August 19, 2008

 

US tour shows corn crop yields in Ohio up, number of soy pods down

  
  

Corn yields in Ohio are expected to climb this year while soybean pod counts drop and late plantings have put the crop in a tenuous situation, scouts on the eastern leg of the 2008 Pro Farmer Midwest Crop Tour said Monday (August 18, 2008).

 

Officials estimated the Ohio corn yield at an average 148.75 bushels per acre, up from the 2007 estimate of 144.31 bushels per acre.

 

The USDA in August estimated corn yield at 160 bushels per acre, which would be up from last year's total of 150 bushels per acre.

 

The tour does not compare its findings with the USDA's, relying instead on comparisons with its own past estimates.

 

The emphasis in Ohio was on yield "potential," said Roger Bernard, director of the eastern leg of the tour and Pro Farmer news editor. Corn and soy fields varied widely on the tour, scouts reported.

 

Still, considering what the crop has been through, "it looks pretty good from the road", Bernard said.

 

Bernard and other participants cited numerous examples of fields that have the potential to produce solid crops, but that will face yield losses if hit with an early frost or, in many cases, even a normal first frost.
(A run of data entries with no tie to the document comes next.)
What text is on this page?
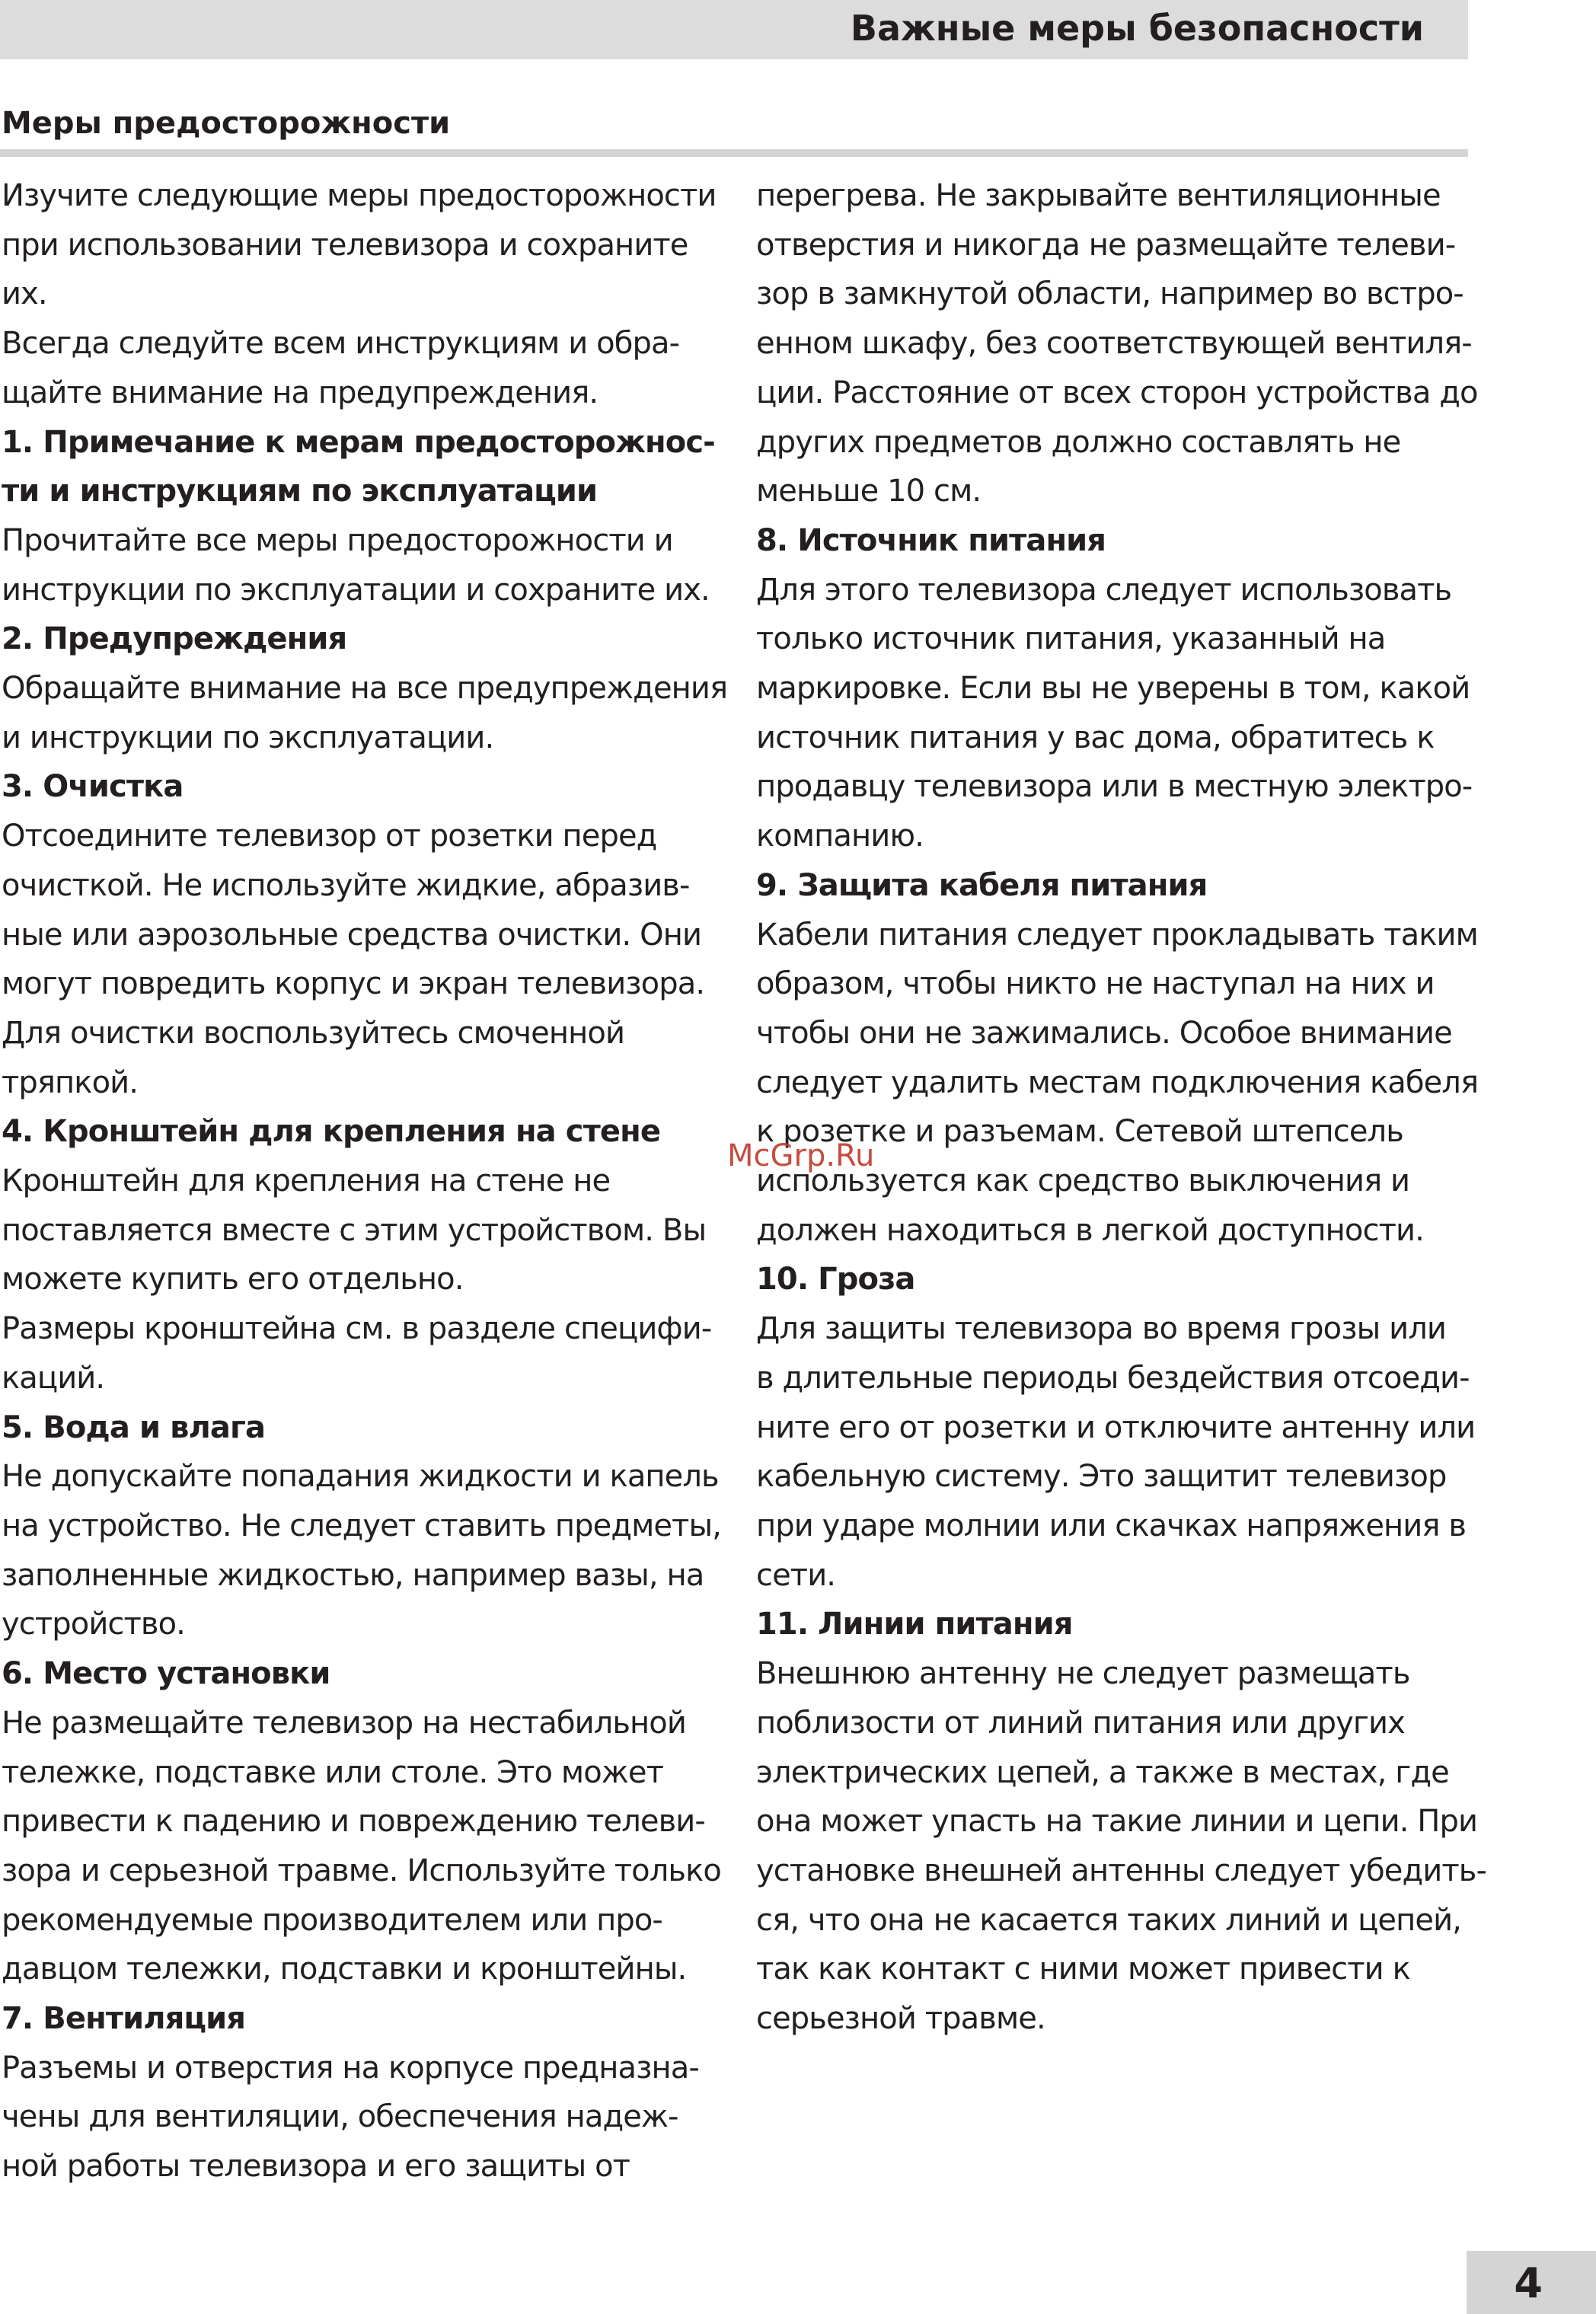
Важные меры безопасности
Меры предосторожности

Изучите следующие меры предосторожности

при использовании телевизора и сохраните

их.

Всегда следуйте всем инструкциям и обра-

щайте внимание на предупреждения.

1. Примечание к мерам предосторожнос-

ти и инструкциям по эксплуатации

Прочитайте все меры предосторожности и

инструкции по эксплуатации и сохраните их.

2. Предупреждения

Обращайте внимание на все предупреждения

и инструкции по эксплуатации.

3. Очистка

Отсоедините телевизор от розетки перед

очисткой. Не используйте жидкие, абразив-

ные или аэрозольные средства очистки. Они

могут повредить корпус и экран телевизора.

Для очистки воспользуйтесь смоченной

тряпкой.

4. Кронштейн для крепления на стене

Кронштейн для крепления на стене не

поставляется вместе с этим устройством. Вы

можете купить его отдельно.

Размеры кронштейна см. в разделе специфи-

каций.

5. Вода и влага

Не допускайте попадания жидкости и капель

на устройство. Не следует ставить предметы,

заполненные жидкостью, например вазы, на

устройство.

6. Место установки

Не размещайте телевизор на нестабильной

тележке, подставке или столе. Это может

привести к падению и повреждению телеви-

зора и серьезной травме. Используйте только

рекомендуемые производителем или про-

давцом тележки, подставки и кронштейны.

7. Вентиляция

Разъемы и отверстия на корпусе предназна-

чены для вентиляции, обеспечения надеж-

ной работы телевизора и его защиты от

перегрева. Не закрывайте вентиляционные

отверстия и никогда не размещайте телеви-

зор в замкнутой области, например во встро-

енном шкафу, без соответствующей вентиля-

ции. Расстояние от всех сторон устройства до

других предметов должно составлять не

меньше 10 см.

8. Источник питания

Для этого телевизора следует использовать

только источник питания, указанный на

маркировке. Если вы не уверены в том, какой

источник питания у вас дома, обратитесь к

продавцу телевизора или в местную электро-

компанию.

9. Защита кабеля питания

Кабели питания следует прокладывать таким

образом, чтобы никто не наступал на них и

чтобы они не зажимались. Особое внимание

следует удалить местам подключения кабеля

к розетке и разъемам. Сетевой штепсель

используется как средство выключения и

должен находиться в легкой доступности.

10. Гроза

Для защиты телевизора во время грозы или

в длительные периоды бездействия отсоеди-

ните его от розетки и отключите антенну или

кабельную систему. Это защитит телевизор

при ударе молнии или скачках напряжения в

сети.

11. Линии питания

Внешнюю антенну не следует размещать

поблизости от линий питания или других

электрических цепей, а также в местах, где

она может упасть на такие линии и цепи. При

установке внешней антенны следует убедить-

ся, что она не касается таких линий и цепей,

так как контакт с ними может привести к

серьезной травме.

McGrp.Ru
4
They said the crop appeared to be one to three weeks behind schedule.

 

The tour found an average Ohio soy count of 1,103.61 pods in a three-foot by three-foot square area, down from last year's tour estimate of 1,226.70. The tour does not make a soy yield estimate because so much of the soybean crop is still being made in August.

 

The tour will continue west Tuesday and will gather again in Bloomington, Ill., where officials will calculate corn yield and soybean pod count estimates for Indiana.

 

Scouts on several tours Monday reported unexpectedly dry conditions. An Iowa farmer and crop tour veteran noted a couple cornfields near the Indiana border where the ears appeared to have stopped growing because the crop ran out of moisture. He added that he did not see any moist fields along the way.

 

He noted that in some spots corn was "firing," a condition in which the bottom of the stalk turns brown as the plant tries to survive stress from dry weather.

 

But Lou Arens, a commodity broker and tour veteran from Iowa, said he came into the tour skeptical of optimistic corn crop projections, but came away "impressed" with the state of the crop.

 

Central and north-central Ohio reported the lowest corn yield estimates, with 140.64 and 126.97 bushels per acre, respectively.

 

Soybean pod counts were also highest in the western part of the state. Bernard said there was a lot of potential for Ohio's soybean crop, but that many of pods were just a quarter-inch in length and would need rainfall soon in order to thrive.

 

The tour include 12 routes on Tuesday. It will end in Austin, Minn., on Thursday night, and Pro Farmer will release its overall estimates, which include data collected from the tour, Friday at 10 a.m. EDT.